I have greater appreciation of Santa’s maxim, “Making a list, checking it twice.” I could be biased, but I imagine that Mrs. Claus was probably behind this great productivity hack. After all, with the right level of preparation, the holidays can be fun and memorable rather than stressful. The question, then, is not whether to prepare but how to prepare and when to begin?

Make a “Gift” Plan  

Think many times and think deeply about all the different people in your life, including those at work, at home, and in the community. Create a list of these individuals and then, put them into categories based on giving needs. For employees, you might opt to give everyone a uniform gift (e.g., a gift certificate for an online store, a membership, or subscription). The same may hold true for clients. For teachers, caregivers, and other people who have direct contact with your family, you might choose another type of gift solution but again, opt for something you can easily order and even have delivered.
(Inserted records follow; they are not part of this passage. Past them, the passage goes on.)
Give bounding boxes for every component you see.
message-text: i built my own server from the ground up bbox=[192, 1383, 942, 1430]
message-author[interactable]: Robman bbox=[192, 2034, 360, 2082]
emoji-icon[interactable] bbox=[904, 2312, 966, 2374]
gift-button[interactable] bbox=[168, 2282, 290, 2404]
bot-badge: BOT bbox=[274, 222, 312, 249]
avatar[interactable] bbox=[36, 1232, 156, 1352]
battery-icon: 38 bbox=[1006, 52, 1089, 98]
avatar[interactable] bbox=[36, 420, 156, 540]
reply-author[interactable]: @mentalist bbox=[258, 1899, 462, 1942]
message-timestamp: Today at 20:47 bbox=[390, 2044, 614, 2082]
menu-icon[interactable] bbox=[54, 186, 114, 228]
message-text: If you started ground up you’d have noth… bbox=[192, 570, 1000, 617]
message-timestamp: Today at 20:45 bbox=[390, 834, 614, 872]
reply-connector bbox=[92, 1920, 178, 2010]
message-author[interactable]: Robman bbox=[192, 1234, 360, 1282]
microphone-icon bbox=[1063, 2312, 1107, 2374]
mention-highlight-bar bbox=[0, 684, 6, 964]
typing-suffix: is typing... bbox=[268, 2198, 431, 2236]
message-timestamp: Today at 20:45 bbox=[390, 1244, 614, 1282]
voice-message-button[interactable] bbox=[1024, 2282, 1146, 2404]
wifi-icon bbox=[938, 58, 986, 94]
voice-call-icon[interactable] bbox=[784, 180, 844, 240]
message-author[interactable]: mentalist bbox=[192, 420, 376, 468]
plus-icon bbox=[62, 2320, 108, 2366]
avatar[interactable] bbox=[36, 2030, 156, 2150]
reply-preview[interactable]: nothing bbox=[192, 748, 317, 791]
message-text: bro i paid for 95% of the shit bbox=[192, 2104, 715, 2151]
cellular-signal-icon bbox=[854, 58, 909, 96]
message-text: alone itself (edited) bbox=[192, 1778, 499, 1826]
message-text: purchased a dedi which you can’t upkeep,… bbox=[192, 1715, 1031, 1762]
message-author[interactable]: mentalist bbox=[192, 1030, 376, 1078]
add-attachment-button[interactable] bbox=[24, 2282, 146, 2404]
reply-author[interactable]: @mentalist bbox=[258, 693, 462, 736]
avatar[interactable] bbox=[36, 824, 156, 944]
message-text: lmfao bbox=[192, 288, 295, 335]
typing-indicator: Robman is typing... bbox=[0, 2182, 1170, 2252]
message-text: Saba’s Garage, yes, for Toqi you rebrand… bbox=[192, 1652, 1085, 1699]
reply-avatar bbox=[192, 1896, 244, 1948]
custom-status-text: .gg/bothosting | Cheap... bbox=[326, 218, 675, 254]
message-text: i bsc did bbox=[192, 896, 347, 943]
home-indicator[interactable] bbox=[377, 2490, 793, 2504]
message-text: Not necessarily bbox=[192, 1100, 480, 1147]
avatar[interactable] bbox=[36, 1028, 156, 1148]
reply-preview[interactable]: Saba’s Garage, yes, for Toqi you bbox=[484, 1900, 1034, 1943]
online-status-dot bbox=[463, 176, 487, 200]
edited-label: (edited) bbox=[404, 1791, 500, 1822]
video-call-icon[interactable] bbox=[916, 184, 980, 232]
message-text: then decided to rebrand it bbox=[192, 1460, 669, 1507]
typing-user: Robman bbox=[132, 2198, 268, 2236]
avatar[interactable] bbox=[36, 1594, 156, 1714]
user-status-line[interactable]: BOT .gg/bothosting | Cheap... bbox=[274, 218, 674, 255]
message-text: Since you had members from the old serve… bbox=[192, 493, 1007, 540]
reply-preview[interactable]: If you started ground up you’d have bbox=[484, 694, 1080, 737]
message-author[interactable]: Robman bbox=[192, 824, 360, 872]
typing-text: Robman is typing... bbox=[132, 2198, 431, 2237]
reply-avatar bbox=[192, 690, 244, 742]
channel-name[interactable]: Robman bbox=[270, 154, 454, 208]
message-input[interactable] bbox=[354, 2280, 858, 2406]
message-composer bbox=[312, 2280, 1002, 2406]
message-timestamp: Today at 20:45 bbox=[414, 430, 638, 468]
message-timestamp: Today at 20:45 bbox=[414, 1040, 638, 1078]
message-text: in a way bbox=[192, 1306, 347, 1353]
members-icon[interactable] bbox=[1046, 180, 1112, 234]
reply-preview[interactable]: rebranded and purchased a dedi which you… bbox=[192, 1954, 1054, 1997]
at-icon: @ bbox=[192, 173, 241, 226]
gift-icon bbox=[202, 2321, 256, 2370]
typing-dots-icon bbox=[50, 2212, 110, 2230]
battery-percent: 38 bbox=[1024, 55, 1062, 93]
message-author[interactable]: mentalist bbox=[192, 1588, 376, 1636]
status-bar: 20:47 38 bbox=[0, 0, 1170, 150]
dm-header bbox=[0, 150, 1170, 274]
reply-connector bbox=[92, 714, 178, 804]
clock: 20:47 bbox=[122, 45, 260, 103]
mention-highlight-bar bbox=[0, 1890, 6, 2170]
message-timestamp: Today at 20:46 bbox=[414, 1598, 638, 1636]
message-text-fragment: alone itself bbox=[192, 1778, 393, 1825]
For close relations, you will likely need to carve out time to shop but schedule it in advance. There is nothing worse than running around late in the game searching for the one-of-kind gift for a spouse. Also, they will likely know exactly what you are up to when you dash out in a panic at the 11th hour!

Stock Up on Supplies 

During the holiday season, you will need to be prepared for surprise drop-in visits and last-minute dashes to parties. Stock up in advance. Buy holiday supplies, including snack foods, in bulk. If you have kids and anticipate school parties, stock up on supplies for school events. If you anticipate hosting friends and family and/or having many invites to other people’s events, take time out to buy a case of wine (at most stores, this can save you anywhere from 10% to 15% and will also save you the time of dashing off to the wine store on your way to an event).

Remember: Done is Better than Perfect

Sorry, perfectionists, it is time to give yourself a break! At this time of year, done is better than perfect. Sure, you may want to make the classic Yule log that you remember your mother making in your childhood, but you have to be realistic about it actually happening. It may sound like a great idea, but if you are working full-time, replicating complex recipes from the past may simply not be in the cards. (Also, I hate to break it to you, but your kids and even your parents might not even appreciate the difference between something you have spent hours baking and the store-bought equivalent.) Don’t get me wrong–I love home cooked and healthy foods, but given the season’s demands, something has to give. If you buy a Yule log at the local bakery, so be it! 

Get Clear on Your Must-Dos and Want-to-Dos 

I am a huge fan of Laura Vanderkam—a mom to four children and a prolific reader and writer.  I love that she thinks purposefully and intentionally about what really matters and is always looking for ways to realize her priorities. One of her hacks is to make lists of her seasonal “want-to-dos.” These are not our “must-dos” (e.g., buy 30 juice boxes for the holiday party at your child’s school) but rather the things we really want to do during the holiday season.

As you enter the holiday season, take a page from Laura and make a list of “want-to-dos.” If you want to see your child’s school play, even if you have a busy work schedule, put it on your list. Likewise, if you want to take an hour off on Christmas day to go for a long run—entirely alone—put it on your list. Your want-to-do list is your chance to identify what really matters. Keeping this list front and center and not letting your must-dos crowd out your want-to-dos is one way to ensure you will end the year on a happy, healthy, and stress-free note.